Once again, the Archdiocese of Washington and the neighboring Diocese of Arlington are encouraging people to receive this wellspring of God’s mercy in the “Light is ON for You” campaign. Desiring to show God’s tenderness to all who seek it, in addition to the usual times for Confession, churches throughout the area will be open Wednesday evenings during Lent for people to receive this healing grace. Please visit our special website to learn more.

The grace given in Confession is a blessing for others as well as ourselves. In this year’s Message for Lent, Pope Francis explains that “God’s mercy transforms human hearts; it enables us, through the experience of a faithful love, to become merciful in turn. In an ever new miracle, divine mercy shines forth in our lives, inspiring each of us to love our neighbor and to devote ourselves to what the Church’s tradition calls the spiritual and corporal works of mercy.”

Jesus said he came to give sight to the blind (John 9:39). How often in our own lives do we fail to really see those around us who are in need of assistance? Lent prompts us to recognize this failing and overcome it through being merciful to others.

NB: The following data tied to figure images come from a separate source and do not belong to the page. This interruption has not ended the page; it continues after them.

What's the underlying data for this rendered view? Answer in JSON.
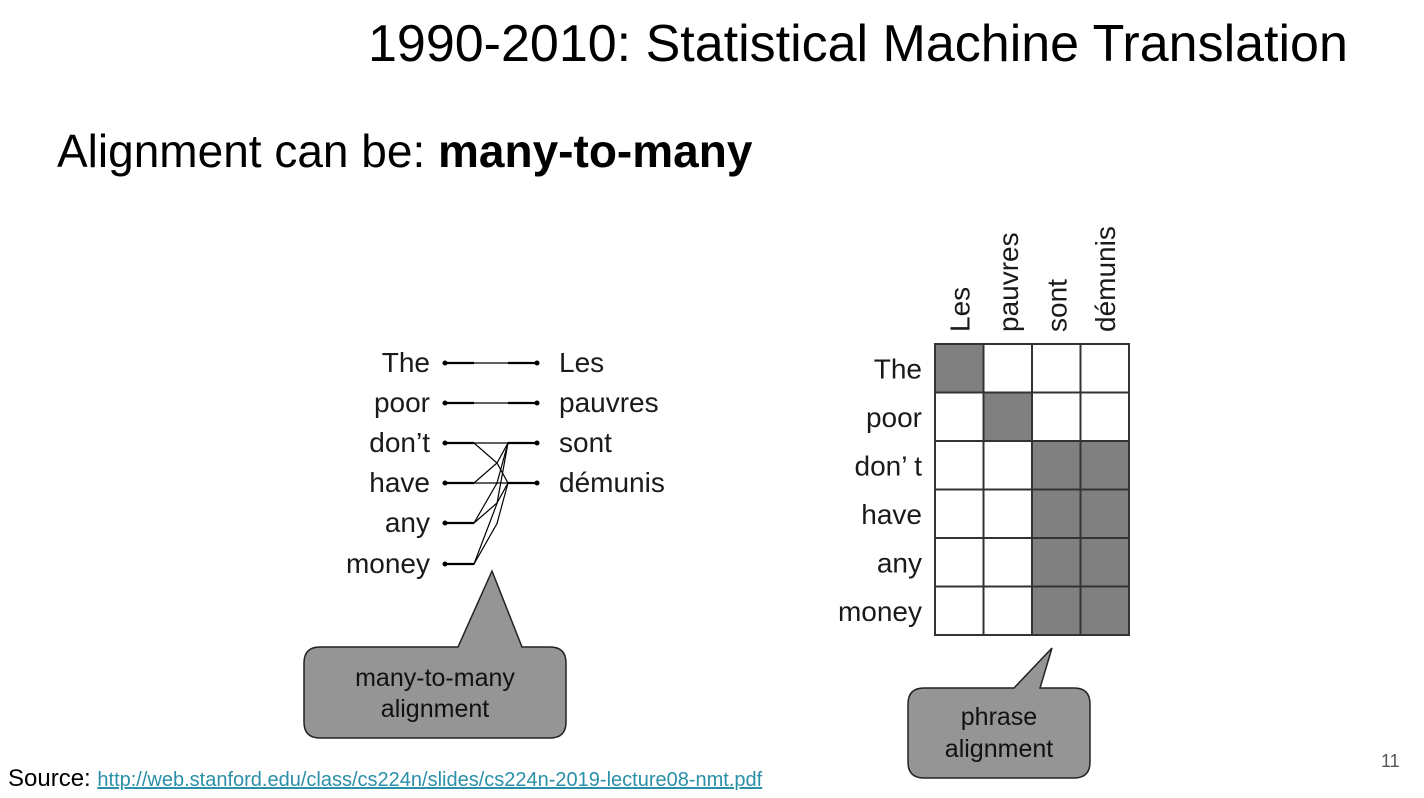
{
  "slide": {
    "title": "1990-2010: Statistical Machine Translation",
    "subtitle_prefix": "Alignment can be: ",
    "subtitle_bold": "many-to-many",
    "page_number": "11"
  },
  "footer": {
    "source_label": "Source: ",
    "source_url": "http://web.stanford.edu/class/cs224n/slides/cs224n-2019-lecture08-nmt.pdf"
  },
  "left_diagram": {
    "english": [
      "The",
      "poor",
      "don’t",
      "have",
      "any",
      "money"
    ],
    "french": [
      "Les",
      "pauvres",
      "sont",
      "démunis"
    ],
    "links": [
      [
        0,
        0
      ],
      [
        1,
        1
      ],
      [
        2,
        2
      ],
      [
        2,
        3
      ],
      [
        3,
        2
      ],
      [
        3,
        3
      ],
      [
        4,
        2
      ],
      [
        4,
        3
      ],
      [
        5,
        2
      ],
      [
        5,
        3
      ]
    ],
    "callout": [
      "many-to-many",
      "alignment"
    ]
  },
  "right_diagram": {
    "columns": [
      "Les",
      "pauvres",
      "sont",
      "démunis"
    ],
    "rows": [
      "The",
      "poor",
      "don’ t",
      "have",
      "any",
      "money"
    ],
    "matrix": [
      [
        1,
        0,
        0,
        0
      ],
      [
        0,
        1,
        0,
        0
      ],
      [
        0,
        0,
        1,
        1
      ],
      [
        0,
        0,
        1,
        1
      ],
      [
        0,
        0,
        1,
        1
      ],
      [
        0,
        0,
        1,
        1
      ]
    ],
    "callout": [
      "phrase",
      "alignment"
    ]
  },
  "colors": {
    "filled_cell": "#808080",
    "callout_fill": "#959595",
    "link": "#2a8fa8"
  }
}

“In the corporal works of mercy we touch the flesh of Christ in our brothers and sisters who need to be fed, clothed, sheltered, visited; in the spiritual works of mercy – counsel, instruction, forgiveness, admonishment and prayer – we touch more directly our own sinfulness,” Pope Francis writes. “By touching the flesh of the crucified Jesus in the suffering, sinners can receive the gift of realizing that they too are poor and in need.”

The archdiocese’s special #EncounterMercy website shares resources and reflections on our need for God’s mercy and how that mercy might be extended to others. There you will find information about parish activities, regional missions of mercy, and how to join in the ongoing Walk with Francis initiative.

Lent, like any journey, begins with making sure we are traveling in the right direction. Humbly recognizing our need for conversion, our hearts are opened to receiving the transformative love and mercy of God, which in turn is radiated to those around us. In this way, we can live out the theme of this Jubilee and be “Merciful like the Father,” whose door of mercy is always open us, and who in turn opens our hearts to forgiving and loving others.